Im Zentrum der Protestaktionen standen Forderungen nach besseren Vergütungen und attraktiveren Arbeitsbedingungen für Nachwuchskräfte im öffentlichen Dienst. Die Beteiligten möchten damit den Druck auf die Tarifgemeinschaft deutscher Länder (TdL) erhöhen, die in den bisherigen Verhandlungsrunden kein verbindliches Angebot vorgelegt hat.
An verschiedenen Orten in Deutschland – darunter auch in mehreren bayerischen Städten wie München, Augsburg, Regensburg, Erlangen und Würzburg – versammelten sich junge Beschäftigte zu Demonstrationen und Kundgebungen. Insgesamt waren mehrere tausend Teilnehmerinnen und Teilnehmer angekündigt.
Die Tarifrunde betrifft indirekt auch die Wirtschafts- und Arbeitgeberlandschaft in Bayern, da ein attraktiver öffentlicher Dienst für die regionale Entwicklung, die öffentliche Infrastruktur und die Ausbildung von Fachkräften im Freistaat von Bedeutung ist. Fachkräftesicherung im öffentlichen Sektor kann mittel- und langfristig auch die Wettbewerbsfähigkeit bayerischer Kommunen und Dienstleister beeinflussen.
Hintergrund der Warnstreiks ist eine anhaltende Tarifauseinandersetzung im öffentlichen Dienst der Länder, bei der noch keine Einigung erzielt wurde. Gewerkschaften fordern etwa Zuschläge speziell für Nachwuchskräfte sowie verbesserte Ausbildungs- und Studienvergütungen, um die Attraktivität des öffentlichen Dienstes zu erhöhen und Nachwuchs zu halten.

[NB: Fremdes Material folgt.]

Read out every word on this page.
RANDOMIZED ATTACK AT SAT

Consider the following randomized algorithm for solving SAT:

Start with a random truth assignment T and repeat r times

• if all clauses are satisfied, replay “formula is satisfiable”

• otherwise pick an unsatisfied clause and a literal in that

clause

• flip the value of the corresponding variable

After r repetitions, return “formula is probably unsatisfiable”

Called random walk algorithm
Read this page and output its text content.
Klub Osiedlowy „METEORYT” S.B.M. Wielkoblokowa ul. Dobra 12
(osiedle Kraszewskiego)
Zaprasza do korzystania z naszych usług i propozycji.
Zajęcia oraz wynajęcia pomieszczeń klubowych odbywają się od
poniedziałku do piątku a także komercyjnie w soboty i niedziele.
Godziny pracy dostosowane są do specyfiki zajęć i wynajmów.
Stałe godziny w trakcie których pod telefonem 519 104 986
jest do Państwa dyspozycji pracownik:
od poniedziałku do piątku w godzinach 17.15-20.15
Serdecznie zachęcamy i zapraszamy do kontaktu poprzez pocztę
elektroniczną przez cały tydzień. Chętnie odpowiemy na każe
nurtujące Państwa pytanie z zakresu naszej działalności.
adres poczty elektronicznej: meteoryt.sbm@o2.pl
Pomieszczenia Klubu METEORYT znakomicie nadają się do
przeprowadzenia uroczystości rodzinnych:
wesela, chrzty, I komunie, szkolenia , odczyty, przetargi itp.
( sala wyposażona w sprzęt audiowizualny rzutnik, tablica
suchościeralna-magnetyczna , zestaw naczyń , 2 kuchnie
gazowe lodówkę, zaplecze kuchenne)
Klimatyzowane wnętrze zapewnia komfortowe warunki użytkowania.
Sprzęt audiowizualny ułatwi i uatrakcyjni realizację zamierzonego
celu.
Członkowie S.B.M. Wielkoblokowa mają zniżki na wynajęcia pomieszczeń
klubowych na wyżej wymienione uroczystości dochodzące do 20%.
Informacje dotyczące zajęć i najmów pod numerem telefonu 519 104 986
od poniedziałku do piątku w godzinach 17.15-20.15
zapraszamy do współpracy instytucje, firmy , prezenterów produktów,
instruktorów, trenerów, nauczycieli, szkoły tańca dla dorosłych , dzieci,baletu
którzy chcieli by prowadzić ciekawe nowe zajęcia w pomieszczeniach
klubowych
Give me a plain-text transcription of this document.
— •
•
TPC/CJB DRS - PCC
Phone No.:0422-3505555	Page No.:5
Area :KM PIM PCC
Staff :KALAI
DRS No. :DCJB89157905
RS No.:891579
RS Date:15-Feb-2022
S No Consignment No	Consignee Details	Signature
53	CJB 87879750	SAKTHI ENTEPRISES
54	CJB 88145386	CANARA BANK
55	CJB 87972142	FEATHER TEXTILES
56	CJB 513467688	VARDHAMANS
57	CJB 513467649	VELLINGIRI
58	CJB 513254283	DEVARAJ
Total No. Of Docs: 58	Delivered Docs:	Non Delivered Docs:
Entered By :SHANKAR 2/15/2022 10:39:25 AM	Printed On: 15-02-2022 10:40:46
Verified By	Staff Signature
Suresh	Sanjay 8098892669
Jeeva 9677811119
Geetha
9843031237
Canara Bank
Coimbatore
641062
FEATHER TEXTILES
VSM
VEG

Ein bundesweiter Aktionstag dieser Art reflektiert eine wachsende Unzufriedenheit junger Beschäftigter im öffentlichen Dienst mit dem bisherigen Verhandlungsstand und setzt ein öffentliches Signal an die Arbeitgeberseite, die Interessen dieser Berufsgruppen stärker zu berücksichtigen.